A.The Treasury originally said the tax would only hit the 397 deposit-holding banks and building societies which hold a banking licence from the Financial Services Authority, as well as their subsidiaries. However, the rules have since blurred; the Treasury has already stipulated that hedge funds will not be subject to the tax, while today’s announcement will seek to provide more detail on whether non-bank subsidiaries of banking groups will be affected, as well as whether non-banking financial groups such as independent stockbrokers and asset management firms might be caught.
Q. IS THERE A WAY FOR COMPANIES TO GET AROUND THE NEW RULES?

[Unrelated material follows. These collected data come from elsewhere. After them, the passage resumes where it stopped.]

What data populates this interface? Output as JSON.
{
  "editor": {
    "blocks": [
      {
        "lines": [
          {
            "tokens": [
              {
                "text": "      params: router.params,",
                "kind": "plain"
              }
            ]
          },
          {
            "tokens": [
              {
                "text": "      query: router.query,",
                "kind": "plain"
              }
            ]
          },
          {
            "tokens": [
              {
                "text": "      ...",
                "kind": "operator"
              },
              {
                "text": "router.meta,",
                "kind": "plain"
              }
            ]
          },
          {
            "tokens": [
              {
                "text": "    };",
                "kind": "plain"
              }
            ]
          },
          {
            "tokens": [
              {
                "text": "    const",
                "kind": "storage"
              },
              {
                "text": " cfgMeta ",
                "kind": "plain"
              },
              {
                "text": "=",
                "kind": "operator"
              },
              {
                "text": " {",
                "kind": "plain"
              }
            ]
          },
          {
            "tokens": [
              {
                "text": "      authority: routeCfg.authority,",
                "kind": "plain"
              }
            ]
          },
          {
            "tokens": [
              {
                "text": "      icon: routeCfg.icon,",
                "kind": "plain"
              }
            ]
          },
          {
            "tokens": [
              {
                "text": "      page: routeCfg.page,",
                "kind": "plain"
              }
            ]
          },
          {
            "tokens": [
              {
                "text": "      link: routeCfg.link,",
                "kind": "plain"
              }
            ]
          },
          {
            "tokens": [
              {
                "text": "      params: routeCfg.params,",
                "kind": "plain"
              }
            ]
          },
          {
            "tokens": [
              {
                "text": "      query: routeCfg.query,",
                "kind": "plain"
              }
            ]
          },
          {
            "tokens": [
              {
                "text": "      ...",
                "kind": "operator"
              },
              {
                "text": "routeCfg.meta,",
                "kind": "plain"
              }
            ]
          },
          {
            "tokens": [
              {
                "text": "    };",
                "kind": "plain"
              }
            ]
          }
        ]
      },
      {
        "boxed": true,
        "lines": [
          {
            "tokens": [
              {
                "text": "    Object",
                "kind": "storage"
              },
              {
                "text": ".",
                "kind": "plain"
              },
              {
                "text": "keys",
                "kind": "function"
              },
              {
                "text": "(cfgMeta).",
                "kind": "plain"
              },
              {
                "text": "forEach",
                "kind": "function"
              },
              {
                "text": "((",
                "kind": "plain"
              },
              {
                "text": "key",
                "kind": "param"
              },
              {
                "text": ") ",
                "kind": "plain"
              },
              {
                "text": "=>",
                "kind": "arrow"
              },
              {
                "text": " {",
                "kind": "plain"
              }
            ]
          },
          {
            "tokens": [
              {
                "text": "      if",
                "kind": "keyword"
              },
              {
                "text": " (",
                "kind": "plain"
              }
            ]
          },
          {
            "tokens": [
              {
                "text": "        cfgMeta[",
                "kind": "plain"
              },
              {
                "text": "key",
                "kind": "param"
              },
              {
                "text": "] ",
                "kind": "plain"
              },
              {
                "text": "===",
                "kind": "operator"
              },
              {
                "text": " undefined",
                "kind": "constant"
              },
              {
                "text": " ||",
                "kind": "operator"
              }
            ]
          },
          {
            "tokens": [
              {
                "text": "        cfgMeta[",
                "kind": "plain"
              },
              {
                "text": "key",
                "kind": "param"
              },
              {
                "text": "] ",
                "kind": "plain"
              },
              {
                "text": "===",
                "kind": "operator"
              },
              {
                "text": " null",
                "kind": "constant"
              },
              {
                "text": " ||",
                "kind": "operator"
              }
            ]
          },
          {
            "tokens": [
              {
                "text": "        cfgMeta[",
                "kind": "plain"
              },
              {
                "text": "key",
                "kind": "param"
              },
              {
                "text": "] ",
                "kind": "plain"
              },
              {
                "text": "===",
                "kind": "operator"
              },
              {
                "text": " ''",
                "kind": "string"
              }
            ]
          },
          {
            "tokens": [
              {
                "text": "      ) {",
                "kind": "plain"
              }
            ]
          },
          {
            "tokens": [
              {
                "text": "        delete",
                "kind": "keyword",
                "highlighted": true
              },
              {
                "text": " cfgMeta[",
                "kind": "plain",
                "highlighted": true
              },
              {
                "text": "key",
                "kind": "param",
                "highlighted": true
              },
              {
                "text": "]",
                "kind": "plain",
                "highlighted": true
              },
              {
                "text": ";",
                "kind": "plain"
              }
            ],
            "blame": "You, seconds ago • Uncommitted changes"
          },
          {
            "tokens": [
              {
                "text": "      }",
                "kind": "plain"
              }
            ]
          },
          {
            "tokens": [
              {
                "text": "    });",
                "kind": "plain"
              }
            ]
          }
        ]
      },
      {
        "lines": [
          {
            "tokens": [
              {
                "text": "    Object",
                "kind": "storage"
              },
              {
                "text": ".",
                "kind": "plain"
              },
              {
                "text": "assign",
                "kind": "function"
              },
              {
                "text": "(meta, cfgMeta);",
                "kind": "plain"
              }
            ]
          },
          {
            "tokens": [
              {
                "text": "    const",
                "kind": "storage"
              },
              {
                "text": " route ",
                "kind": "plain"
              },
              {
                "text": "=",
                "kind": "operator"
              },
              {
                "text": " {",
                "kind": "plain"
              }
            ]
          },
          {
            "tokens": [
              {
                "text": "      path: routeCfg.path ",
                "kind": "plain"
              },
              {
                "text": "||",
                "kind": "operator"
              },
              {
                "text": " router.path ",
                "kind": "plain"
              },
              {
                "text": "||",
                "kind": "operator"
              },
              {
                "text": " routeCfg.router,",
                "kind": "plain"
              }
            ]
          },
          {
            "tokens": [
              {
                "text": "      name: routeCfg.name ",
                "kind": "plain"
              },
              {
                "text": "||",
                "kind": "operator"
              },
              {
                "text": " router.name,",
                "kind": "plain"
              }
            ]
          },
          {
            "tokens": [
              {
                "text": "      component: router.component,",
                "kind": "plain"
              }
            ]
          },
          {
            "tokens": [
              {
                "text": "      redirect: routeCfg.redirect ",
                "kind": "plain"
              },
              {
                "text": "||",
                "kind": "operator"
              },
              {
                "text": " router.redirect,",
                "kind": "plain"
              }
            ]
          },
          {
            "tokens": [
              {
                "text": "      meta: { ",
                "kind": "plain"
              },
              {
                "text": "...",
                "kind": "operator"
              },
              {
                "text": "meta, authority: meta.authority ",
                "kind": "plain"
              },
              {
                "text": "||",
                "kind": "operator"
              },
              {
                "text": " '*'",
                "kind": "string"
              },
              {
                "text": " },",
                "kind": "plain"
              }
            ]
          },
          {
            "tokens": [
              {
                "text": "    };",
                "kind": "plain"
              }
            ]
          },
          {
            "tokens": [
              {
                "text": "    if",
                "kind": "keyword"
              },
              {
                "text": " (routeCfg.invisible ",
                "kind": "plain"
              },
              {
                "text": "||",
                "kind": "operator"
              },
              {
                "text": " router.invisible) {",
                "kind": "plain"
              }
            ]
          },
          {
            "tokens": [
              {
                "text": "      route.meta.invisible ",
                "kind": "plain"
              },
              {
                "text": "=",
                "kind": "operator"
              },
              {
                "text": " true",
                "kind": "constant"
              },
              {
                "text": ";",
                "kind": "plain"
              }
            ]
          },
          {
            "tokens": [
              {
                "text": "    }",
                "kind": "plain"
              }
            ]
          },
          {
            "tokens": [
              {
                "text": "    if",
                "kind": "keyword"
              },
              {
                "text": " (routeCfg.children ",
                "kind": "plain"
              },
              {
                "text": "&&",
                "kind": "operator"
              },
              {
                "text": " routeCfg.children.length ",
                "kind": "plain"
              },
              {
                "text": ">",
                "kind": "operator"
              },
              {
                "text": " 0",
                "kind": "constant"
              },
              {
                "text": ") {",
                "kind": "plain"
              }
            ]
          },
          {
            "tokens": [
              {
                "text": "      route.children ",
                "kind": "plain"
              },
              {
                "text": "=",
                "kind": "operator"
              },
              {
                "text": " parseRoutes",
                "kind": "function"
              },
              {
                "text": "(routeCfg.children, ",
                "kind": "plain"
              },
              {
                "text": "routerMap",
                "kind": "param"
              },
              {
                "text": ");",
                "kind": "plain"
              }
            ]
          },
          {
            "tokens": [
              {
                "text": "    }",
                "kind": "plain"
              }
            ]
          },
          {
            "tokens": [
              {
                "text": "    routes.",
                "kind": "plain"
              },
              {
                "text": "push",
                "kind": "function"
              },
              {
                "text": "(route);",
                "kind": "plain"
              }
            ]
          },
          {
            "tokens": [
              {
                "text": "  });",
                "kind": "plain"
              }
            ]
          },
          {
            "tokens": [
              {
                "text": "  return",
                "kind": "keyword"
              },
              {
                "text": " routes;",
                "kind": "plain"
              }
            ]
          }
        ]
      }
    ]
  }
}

A.Accountants have described the swoop on bonuses as “draconian” after identifying ways in which the Treasury has sought to block off the loopholes – for example by blocking payment through intermediaries, hitting non-domiciled individuals contracted to a foreign bank as well as a UK subsidiary. It also seems that banks will be retrospectively charged if they temporarily hike salaries to compensate for smaller bonuses, although this is one area on which banks such as Barclays will be eagerly awaiting clarification today.
Q. HOW WILL IT AFFECT THE GUIDELINES ON BONUSES THAT ARE ALREADY IN PLACE?
A.This is one of the key questions to which the British Bankers’ Association hopes to get an answer from HM Revenue & Customs today. The government is expected to clarify the position it will take in the case of those banks which have already implemented the guidance given by the G20 on bonuses earlier in the year, which stipulates that a large proportion of a bonus should be paid out in shares which are deferred over 3 years. Senior City figures are concerned that if banks are expected to pay 50 per cent tax on the deferred and equity-based component, that the levy will affect their competitiveness for far longer than just the one-year life of the tax.